Monday, July 30, 2007
Ask Jane Jacobs
Introducing yet another feature on Hyde Park Progress, to appear from time to time, dealing specifically with issues of urban planning and design: Ask Jane Jacobs.
Hyde Parkers seem to know a lot about Daniel Burnham and his 1909 plan for the city, and folks like Jens Jensen and Frederick Law Olmsted. But, given the general antiquarian outlook of The Establishment, this backward looking orientation has not kept up with the most progressive thinking about how cities operate.
Which is why we think the discussion on change in Hyde Park-Kenwood and the South Side needs a firmer theoretical basis. The basic impulse driving Establishment obstructionism is NIMBYism, akin to that found in suburbs (and I repeatedly make this point, the subtext being that Hyde Park is NOT a suburb -- at least it hasn't been one since it was annexed by the City over 100 years ago...). Beyond that, Establishment thinking tends to cling to a line of thought going back through urban critics Lewis Mumford and Ebenezer Howard which tends to be more interested in gardens than in cities.
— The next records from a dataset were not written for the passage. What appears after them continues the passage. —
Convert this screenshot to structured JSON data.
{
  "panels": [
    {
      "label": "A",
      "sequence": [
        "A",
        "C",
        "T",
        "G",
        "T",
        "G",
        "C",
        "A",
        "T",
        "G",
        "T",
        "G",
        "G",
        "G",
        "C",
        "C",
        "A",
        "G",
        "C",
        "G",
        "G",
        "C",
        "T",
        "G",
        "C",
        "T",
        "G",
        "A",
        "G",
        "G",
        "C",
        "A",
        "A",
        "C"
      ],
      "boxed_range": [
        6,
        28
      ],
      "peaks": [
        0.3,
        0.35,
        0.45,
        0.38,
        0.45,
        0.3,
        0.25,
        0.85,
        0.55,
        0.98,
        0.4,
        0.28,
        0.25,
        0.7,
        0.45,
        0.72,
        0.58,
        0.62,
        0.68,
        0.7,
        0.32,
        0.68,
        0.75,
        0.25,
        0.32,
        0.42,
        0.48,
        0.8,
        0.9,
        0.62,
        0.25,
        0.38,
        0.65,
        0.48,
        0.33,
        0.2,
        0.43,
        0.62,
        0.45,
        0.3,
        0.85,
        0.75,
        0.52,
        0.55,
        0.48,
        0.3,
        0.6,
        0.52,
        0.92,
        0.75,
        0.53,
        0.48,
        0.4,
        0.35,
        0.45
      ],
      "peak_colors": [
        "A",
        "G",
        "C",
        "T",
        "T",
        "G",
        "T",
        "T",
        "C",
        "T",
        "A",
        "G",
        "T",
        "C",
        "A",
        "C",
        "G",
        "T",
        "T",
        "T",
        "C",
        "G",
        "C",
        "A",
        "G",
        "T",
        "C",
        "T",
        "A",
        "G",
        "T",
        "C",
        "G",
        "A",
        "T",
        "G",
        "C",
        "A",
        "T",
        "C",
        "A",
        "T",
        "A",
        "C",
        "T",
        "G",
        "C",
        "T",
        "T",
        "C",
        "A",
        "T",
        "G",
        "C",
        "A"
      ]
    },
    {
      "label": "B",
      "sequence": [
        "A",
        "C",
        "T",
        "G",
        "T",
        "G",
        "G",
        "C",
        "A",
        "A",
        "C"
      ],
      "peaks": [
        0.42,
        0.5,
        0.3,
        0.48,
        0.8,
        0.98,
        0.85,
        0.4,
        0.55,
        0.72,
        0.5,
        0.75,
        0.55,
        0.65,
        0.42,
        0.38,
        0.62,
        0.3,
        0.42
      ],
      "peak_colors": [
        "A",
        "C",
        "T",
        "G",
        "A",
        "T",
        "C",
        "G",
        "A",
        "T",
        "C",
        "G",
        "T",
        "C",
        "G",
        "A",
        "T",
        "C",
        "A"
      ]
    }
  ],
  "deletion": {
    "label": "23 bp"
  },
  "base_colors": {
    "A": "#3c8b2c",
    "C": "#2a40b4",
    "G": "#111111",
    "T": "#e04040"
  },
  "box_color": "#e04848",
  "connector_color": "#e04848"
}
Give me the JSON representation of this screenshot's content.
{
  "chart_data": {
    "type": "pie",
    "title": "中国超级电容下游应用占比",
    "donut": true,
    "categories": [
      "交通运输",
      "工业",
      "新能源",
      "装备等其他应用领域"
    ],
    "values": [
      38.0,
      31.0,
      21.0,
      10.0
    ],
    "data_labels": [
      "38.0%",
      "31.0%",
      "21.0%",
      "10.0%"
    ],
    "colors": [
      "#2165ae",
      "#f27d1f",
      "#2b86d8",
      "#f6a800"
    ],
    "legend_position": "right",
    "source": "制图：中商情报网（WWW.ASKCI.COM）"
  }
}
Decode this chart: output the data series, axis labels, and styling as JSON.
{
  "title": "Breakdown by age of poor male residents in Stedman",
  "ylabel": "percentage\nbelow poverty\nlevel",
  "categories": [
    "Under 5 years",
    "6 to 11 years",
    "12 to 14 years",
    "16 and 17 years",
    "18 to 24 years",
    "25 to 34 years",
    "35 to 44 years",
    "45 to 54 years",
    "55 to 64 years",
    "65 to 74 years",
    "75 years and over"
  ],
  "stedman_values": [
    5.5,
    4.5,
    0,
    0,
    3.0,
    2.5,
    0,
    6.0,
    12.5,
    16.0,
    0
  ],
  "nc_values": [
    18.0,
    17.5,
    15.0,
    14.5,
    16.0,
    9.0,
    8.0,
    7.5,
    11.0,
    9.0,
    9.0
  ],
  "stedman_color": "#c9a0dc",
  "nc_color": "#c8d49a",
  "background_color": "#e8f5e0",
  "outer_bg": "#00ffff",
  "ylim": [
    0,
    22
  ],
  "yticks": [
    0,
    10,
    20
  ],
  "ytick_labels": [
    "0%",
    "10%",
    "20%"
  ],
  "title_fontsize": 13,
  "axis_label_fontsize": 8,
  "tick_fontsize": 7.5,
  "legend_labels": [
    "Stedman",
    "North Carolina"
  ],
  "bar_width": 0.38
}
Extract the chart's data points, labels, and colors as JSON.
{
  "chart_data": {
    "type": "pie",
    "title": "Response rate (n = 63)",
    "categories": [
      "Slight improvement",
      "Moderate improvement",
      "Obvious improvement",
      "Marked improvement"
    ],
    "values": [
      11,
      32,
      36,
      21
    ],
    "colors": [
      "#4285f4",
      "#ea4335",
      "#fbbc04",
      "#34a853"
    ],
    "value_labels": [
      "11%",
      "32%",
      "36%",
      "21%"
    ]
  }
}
Jane Jacobs rejected core principles of this tradition. She did so while also providing one of the earliest and most cutting critiques of Urban Renewal. Her credentials as an urban liberal are therefore impeccable. Taking as her model Greenwich Village in New York City, she produced a set of analytic concepts for understanding what a city is that undergird much of the New Urbanism. She understood cities first and foremost as economies that operate on a local scale. This fundamental perception is one that is sorely lacking in current Establishment discourse.
Like Hyde Parkers, she wanted to 'save' her neighborhood, and she did. But she approached the problem empirically, rather than seeking to impose utopian ideals on a messy reality. We need more of Ms. Jacob's sensible and urbane sensibility.
That's why she is our Hero, and we will be asking her spirit for guidance as local issues arise in the neighborhood.